According to Bill A495 of New Jersey, physicians are required to provide patients the opportunity to undertake a sonogram or obstetrical ultrasound 48 hours after performing an abortion. In compliance with Article II of the Bill, all institutions where abortion procedures take place must have either sonogram or functional ultrasound equipment or must have access to this equipment via other medical institutions (New Jersey Bill, 2019).
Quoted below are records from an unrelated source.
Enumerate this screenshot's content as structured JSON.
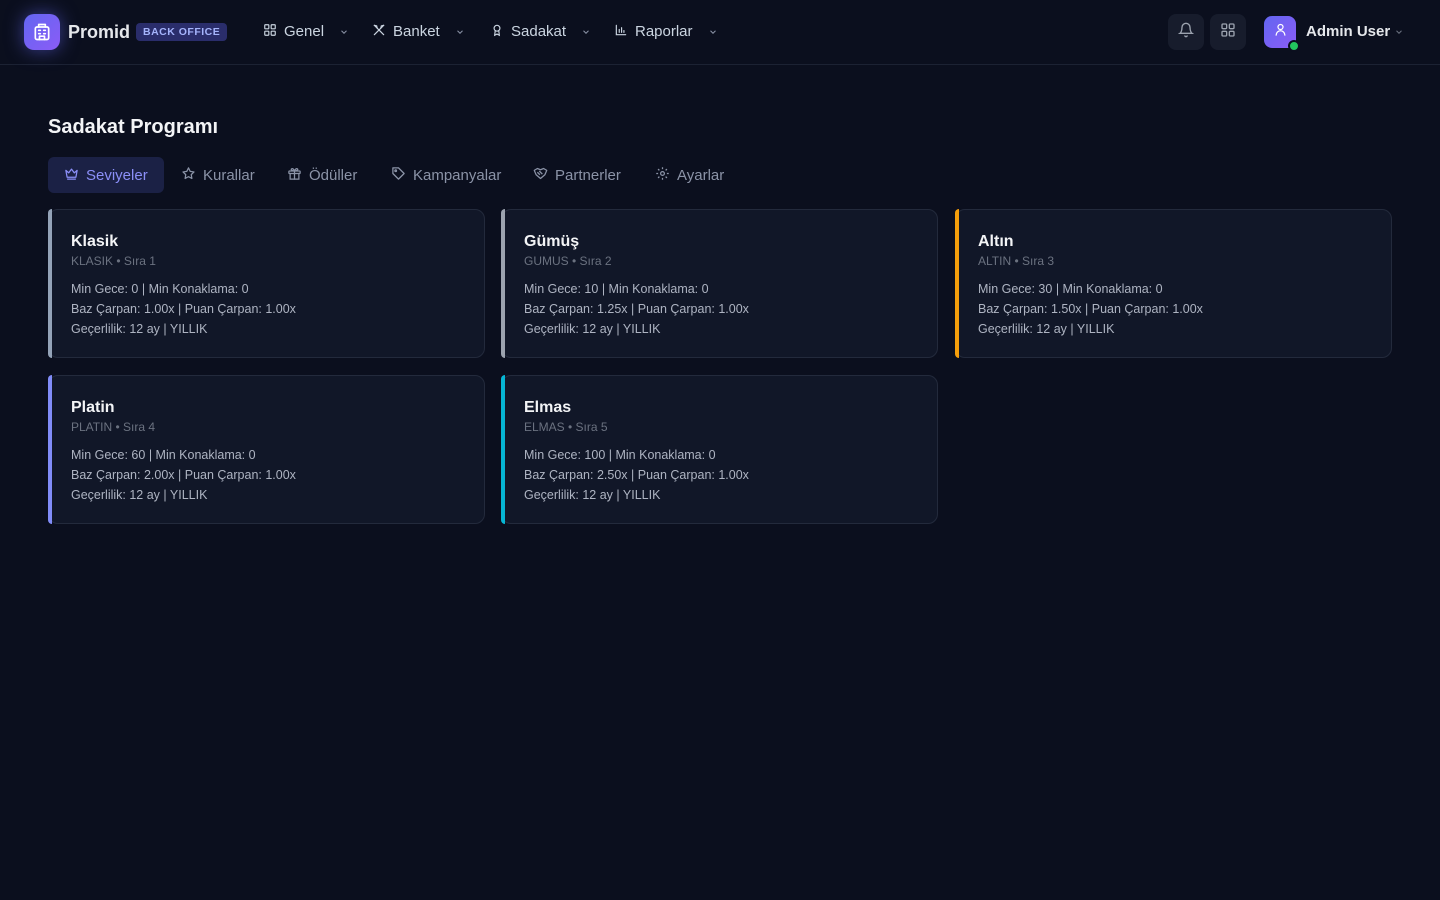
{
  "header": {
    "brand": "Promid",
    "badge": "BACK OFFICE",
    "nav": [
      {
        "label": "Genel",
        "icon": "grid-icon"
      },
      {
        "label": "Banket",
        "icon": "utensils-icon"
      },
      {
        "label": "Sadakat",
        "icon": "award-icon"
      },
      {
        "label": "Raporlar",
        "icon": "bar-chart-icon"
      }
    ],
    "user": {
      "name": "Admin User",
      "status_color": "#22c55e"
    }
  },
  "page": {
    "title": "Sadakat Programı",
    "tabs": [
      {
        "label": "Seviyeler",
        "icon": "crown-icon",
        "active": true
      },
      {
        "label": "Kurallar",
        "icon": "star-icon",
        "active": false
      },
      {
        "label": "Ödüller",
        "icon": "gift-icon",
        "active": false
      },
      {
        "label": "Kampanyalar",
        "icon": "tag-icon",
        "active": false
      },
      {
        "label": "Partnerler",
        "icon": "handshake-icon",
        "active": false
      },
      {
        "label": "Ayarlar",
        "icon": "gear-icon",
        "active": false
      }
    ]
  },
  "tiers": [
    {
      "name": "Klasik",
      "sub": "KLASIK • Sıra 1",
      "line1": "Min Gece: 0 | Min Konaklama: 0",
      "line2": "Baz Çarpan: 1.00x | Puan Çarpan: 1.00x",
      "line3": "Geçerlilik: 12 ay | YILLIK",
      "accent": "#94a3b8"
    },
    {
      "name": "Gümüş",
      "sub": "GUMUS • Sıra 2",
      "line1": "Min Gece: 10 | Min Konaklama: 0",
      "line2": "Baz Çarpan: 1.25x | Puan Çarpan: 1.00x",
      "line3": "Geçerlilik: 12 ay | YILLIK",
      "accent": "#9ca3af"
    },
    {
      "name": "Altın",
      "sub": "ALTIN • Sıra 3",
      "line1": "Min Gece: 30 | Min Konaklama: 0",
      "line2": "Baz Çarpan: 1.50x | Puan Çarpan: 1.00x",
      "line3": "Geçerlilik: 12 ay | YILLIK",
      "accent": "#f59e0b"
    },
    {
      "name": "Platin",
      "sub": "PLATIN • Sıra 4",
      "line1": "Min Gece: 60 | Min Konaklama: 0",
      "line2": "Baz Çarpan: 2.00x | Puan Çarpan: 1.00x",
      "line3": "Geçerlilik: 12 ay | YILLIK",
      "accent": "#818cf8"
    },
    {
      "name": "Elmas",
      "sub": "ELMAS • Sıra 5",
      "line1": "Min Gece: 100 | Min Konaklama: 0",
      "line2": "Baz Çarpan: 2.50x | Puan Çarpan: 1.00x",
      "line3": "Geçerlilik: 12 ay | YILLIK",
      "accent": "#06b6d4"
    }
  ]
}
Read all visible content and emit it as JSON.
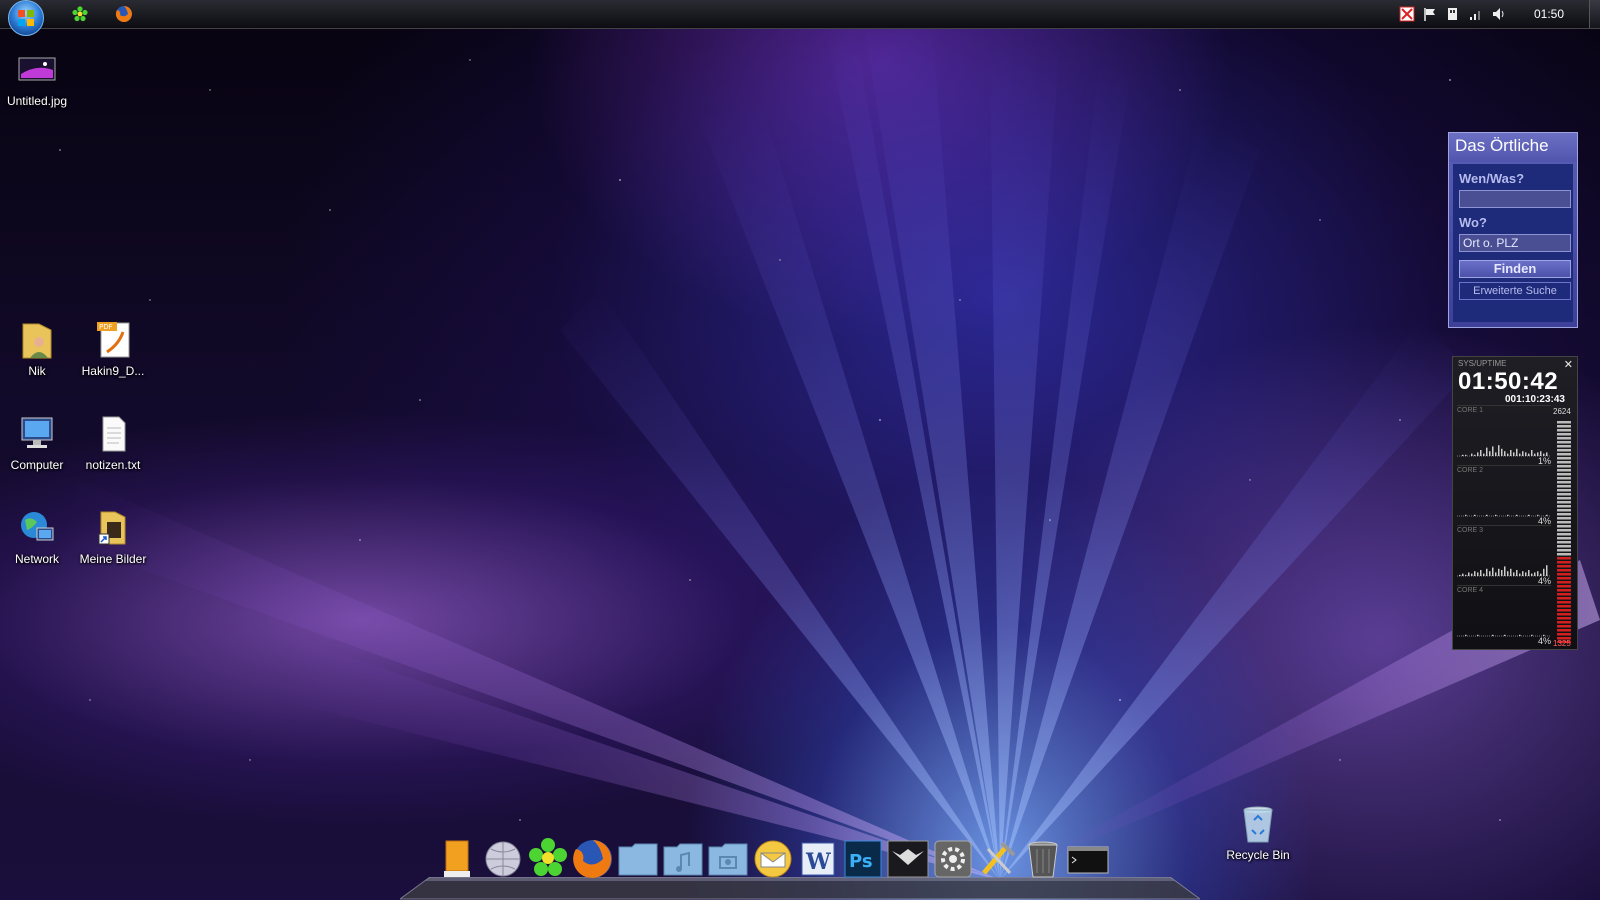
{
  "taskbar": {
    "clock": "01:50",
    "quick_launch": [
      "icq-icon",
      "firefox-icon"
    ],
    "tray_icons": [
      "security-alert-icon",
      "action-center-flag-icon",
      "usb-device-icon",
      "network-signal-icon",
      "volume-icon"
    ]
  },
  "desktop_icons": [
    {
      "name": "Untitled.jpg",
      "icon": "image-file-icon"
    },
    {
      "name": "Nik",
      "icon": "user-folder-icon"
    },
    {
      "name": "Hakin9_D...",
      "icon": "pdf-file-icon"
    },
    {
      "name": "Computer",
      "icon": "computer-icon"
    },
    {
      "name": "notizen.txt",
      "icon": "text-file-icon"
    },
    {
      "name": "Network",
      "icon": "network-icon"
    },
    {
      "name": "Meine Bilder",
      "icon": "pictures-shortcut-icon"
    }
  ],
  "recycle_bin": {
    "label": "Recycle Bin"
  },
  "gadget_oertliche": {
    "title": "Das Örtliche",
    "who_label": "Wen/Was?",
    "who_value": "",
    "where_label": "Wo?",
    "where_placeholder": "Ort o. PLZ",
    "find_button": "Finden",
    "advanced_link": "Erweiterte Suche"
  },
  "gadget_sys": {
    "header": "SYS/UPTIME",
    "time": "01:50:42",
    "uptime": "001:10:23:43",
    "meter_max": "2624",
    "meter_min": "1325",
    "cores": [
      {
        "label": "CORE 1",
        "pct": "1%",
        "samples": [
          0,
          1,
          1,
          0,
          2,
          1,
          3,
          5,
          2,
          7,
          4,
          8,
          3,
          9,
          6,
          4,
          2,
          5,
          3,
          6,
          2,
          4,
          3,
          2,
          5,
          2,
          3,
          4,
          2,
          3
        ]
      },
      {
        "label": "CORE 2",
        "pct": "4%",
        "samples": [
          0,
          0,
          1,
          0,
          0,
          1,
          0,
          0,
          0,
          1,
          0,
          0,
          1,
          0,
          0,
          0,
          1,
          0,
          0,
          1,
          0,
          0,
          0,
          1,
          0,
          0,
          1,
          0,
          0,
          1
        ]
      },
      {
        "label": "CORE 3",
        "pct": "4%",
        "samples": [
          1,
          2,
          1,
          3,
          2,
          4,
          3,
          5,
          2,
          6,
          4,
          7,
          3,
          6,
          5,
          8,
          4,
          6,
          3,
          5,
          2,
          4,
          3,
          5,
          2,
          3,
          4,
          2,
          6,
          9
        ]
      },
      {
        "label": "CORE 4",
        "pct": "4%",
        "samples": [
          0,
          0,
          1,
          0,
          0,
          0,
          1,
          0,
          0,
          0,
          0,
          1,
          0,
          0,
          0,
          1,
          0,
          0,
          0,
          0,
          1,
          0,
          0,
          0,
          1,
          0,
          0,
          0,
          1,
          0
        ]
      }
    ]
  },
  "dock_items": [
    "hard-drive-icon",
    "network-globe-icon",
    "icq-flower-icon",
    "firefox-icon",
    "folder-icon",
    "music-folder-icon",
    "pictures-folder-icon",
    "mail-icon",
    "word-icon",
    "photoshop-icon",
    "eagle-app-icon",
    "system-preferences-icon",
    "utilities-icon",
    "trash-icon",
    "terminal-icon"
  ],
  "colors": {
    "gadget_blue": "#3d3f99",
    "meter_red": "#d02020",
    "meter_gray": "#bbbbbb"
  }
}
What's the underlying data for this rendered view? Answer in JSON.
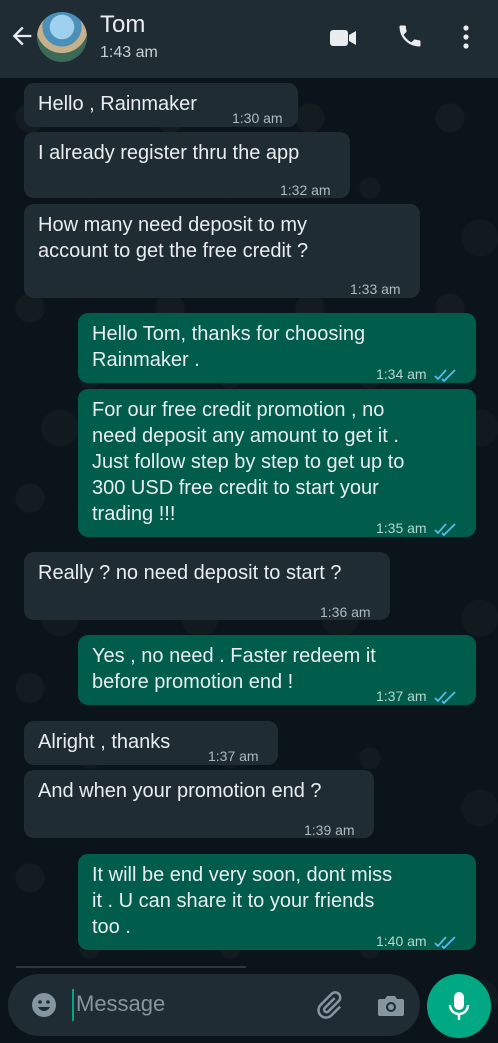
{
  "header": {
    "contact_name": "Tom",
    "status": "1:43 am",
    "icons": [
      "back-arrow-icon",
      "avatar",
      "video-call-icon",
      "phone-call-icon",
      "more-menu-icon"
    ]
  },
  "messages": [
    {
      "direction": "incoming",
      "text": "Hello , Rainmaker",
      "time": "1:30 am"
    },
    {
      "direction": "incoming",
      "text": "I already register thru the app",
      "time": "1:32 am"
    },
    {
      "direction": "incoming",
      "text": "How many need deposit to my\naccount to get the free credit ?",
      "time": "1:33 am"
    },
    {
      "direction": "outgoing",
      "text": "Hello Tom, thanks for choosing\nRainmaker .",
      "time": "1:34 am",
      "read": true
    },
    {
      "direction": "outgoing",
      "text": "For our free credit promotion , no\nneed deposit any amount to get it .\nJust follow step by step to get up to\n300 USD free credit to start your\ntrading !!!",
      "time": "1:35 am",
      "read": true
    },
    {
      "direction": "incoming",
      "text": "Really ? no need deposit to start ?",
      "time": "1:36 am"
    },
    {
      "direction": "outgoing",
      "text": "Yes , no need . Faster redeem it\nbefore promotion end !",
      "time": "1:37 am",
      "read": true
    },
    {
      "direction": "incoming",
      "text": "Alright , thanks",
      "time": "1:37 am"
    },
    {
      "direction": "incoming",
      "text": "And when your promotion end ?",
      "time": "1:39 am"
    },
    {
      "direction": "outgoing",
      "text": "It will be end very soon, dont miss\nit . U can share it to your friends\ntoo .",
      "time": "1:40 am",
      "read": true
    }
  ],
  "composer": {
    "placeholder": "Message",
    "icons": [
      "emoji-icon",
      "attach-icon",
      "camera-icon",
      "mic-icon"
    ]
  },
  "colors": {
    "background": "#0b141a",
    "header": "#1f2c34",
    "incoming_bubble": "#1f2c34",
    "outgoing_bubble": "#005c4b",
    "accent": "#00a884",
    "read_tick": "#53bdeb"
  }
}
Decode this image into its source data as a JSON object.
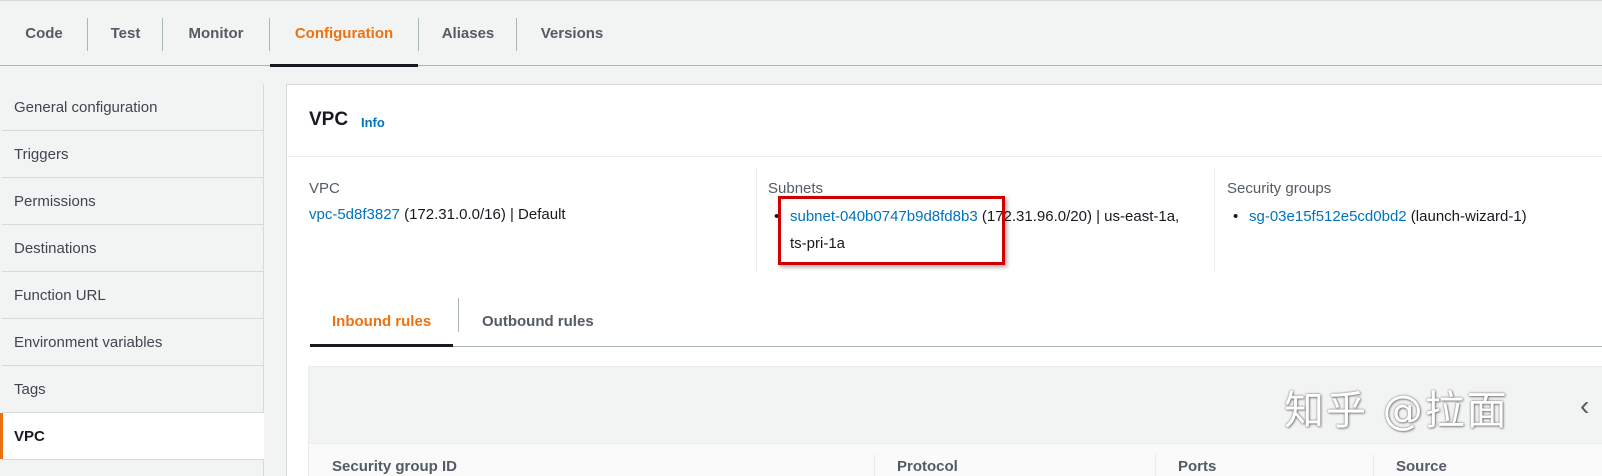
{
  "top_tabs": [
    "Code",
    "Test",
    "Monitor",
    "Configuration",
    "Aliases",
    "Versions"
  ],
  "side_nav": [
    "General configuration",
    "Triggers",
    "Permissions",
    "Destinations",
    "Function URL",
    "Environment variables",
    "Tags",
    "VPC"
  ],
  "panel": {
    "title": "VPC",
    "info": "Info",
    "vpc": {
      "label": "VPC",
      "link": "vpc-5d8f3827",
      "suffix": " (172.31.0.0/16) | Default"
    },
    "subnets": {
      "label": "Subnets",
      "link": "subnet-040b0747b9d8fd8b3",
      "suffix": " (172.31.96.0/20) | us-east-1a, ts-pri-1a"
    },
    "security_groups": {
      "label": "Security groups",
      "link": "sg-03e15f512e5cd0bd2",
      "suffix": " (launch-wizard-1)"
    }
  },
  "rules_tabs": [
    "Inbound rules",
    "Outbound rules"
  ],
  "table_headers": [
    "Security group ID",
    "Protocol",
    "Ports",
    "Source"
  ],
  "watermark": "知乎 @拉面",
  "colors": {
    "accent": "#ec7211",
    "link": "#0073bb",
    "highlight": "#d10000"
  },
  "icons": [
    "chevron-left-icon"
  ]
}
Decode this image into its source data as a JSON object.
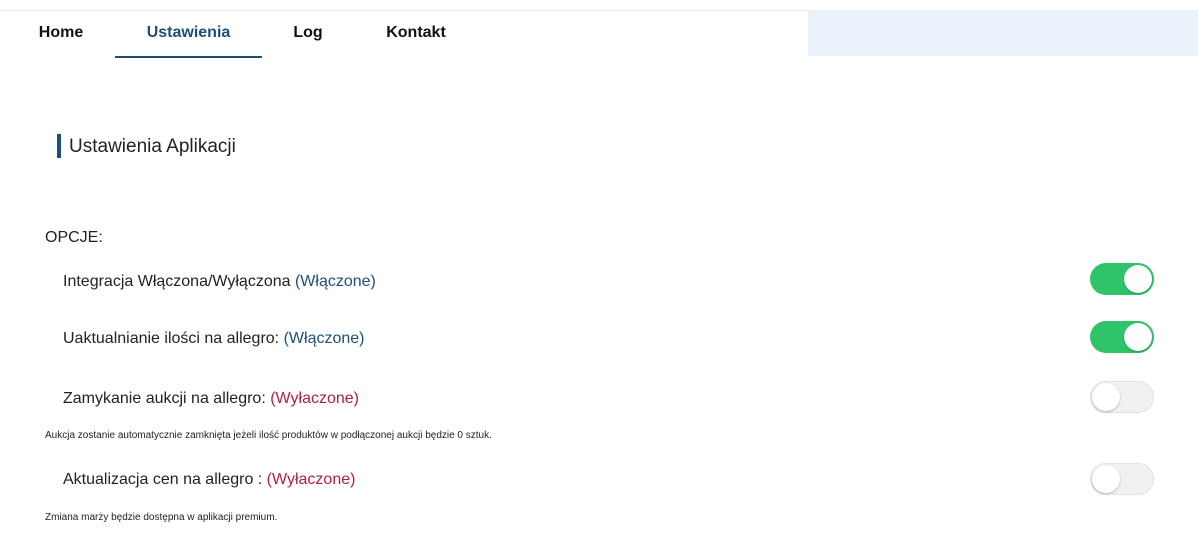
{
  "nav": {
    "items": [
      {
        "label": "Home"
      },
      {
        "label": "Ustawienia"
      },
      {
        "label": "Log"
      },
      {
        "label": "Kontakt"
      }
    ],
    "active": "Ustawienia"
  },
  "page": {
    "title": "Ustawienia Aplikacji",
    "section_label": "OPCJE:"
  },
  "options": [
    {
      "label": "Integracja Włączona/Wyłączona ",
      "status": "(Włączone)",
      "enabled": true,
      "note": ""
    },
    {
      "label": "Uaktualnianie ilości na allegro: ",
      "status": "(Włączone)",
      "enabled": true,
      "note": ""
    },
    {
      "label": "Zamykanie aukcji na allegro: ",
      "status": "(Wyłaczone)",
      "enabled": false,
      "note": "Aukcja zostanie automatycznie zamknięta jeżeli ilość produktów w podłączonej aukcji będzie 0 sztuk."
    },
    {
      "label": "Aktualizacja cen na allegro : ",
      "status": "(Wyłaczone)",
      "enabled": false,
      "note": "Zmiana marży będzie dostępna w aplikacji premium."
    }
  ],
  "colors": {
    "accent": "#1f4e7a",
    "toggle_on": "#2fc46a",
    "status_on": "#1f4e7a",
    "status_off": "#b0223a"
  }
}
Article III of the Bill emphasizes that any well-being anomaly revealed by the ultrasound or sonogram that may affect the health or security of the patient must be disclosed (New Jersey Bill, 2019). This can be connected to the fetus removal or another medical issue that may exist, and the patient must be notified at least 48 hours after the scheduled abortion operation. This Bill has a significant impact on the overall health and welfare of the population in New Jersey. There is no financial impact statement attached to the Bill. The benefits of this legislation are connected with the additional medical support of women prior to an abortion, while limitations will be discussed in the next section of this paper.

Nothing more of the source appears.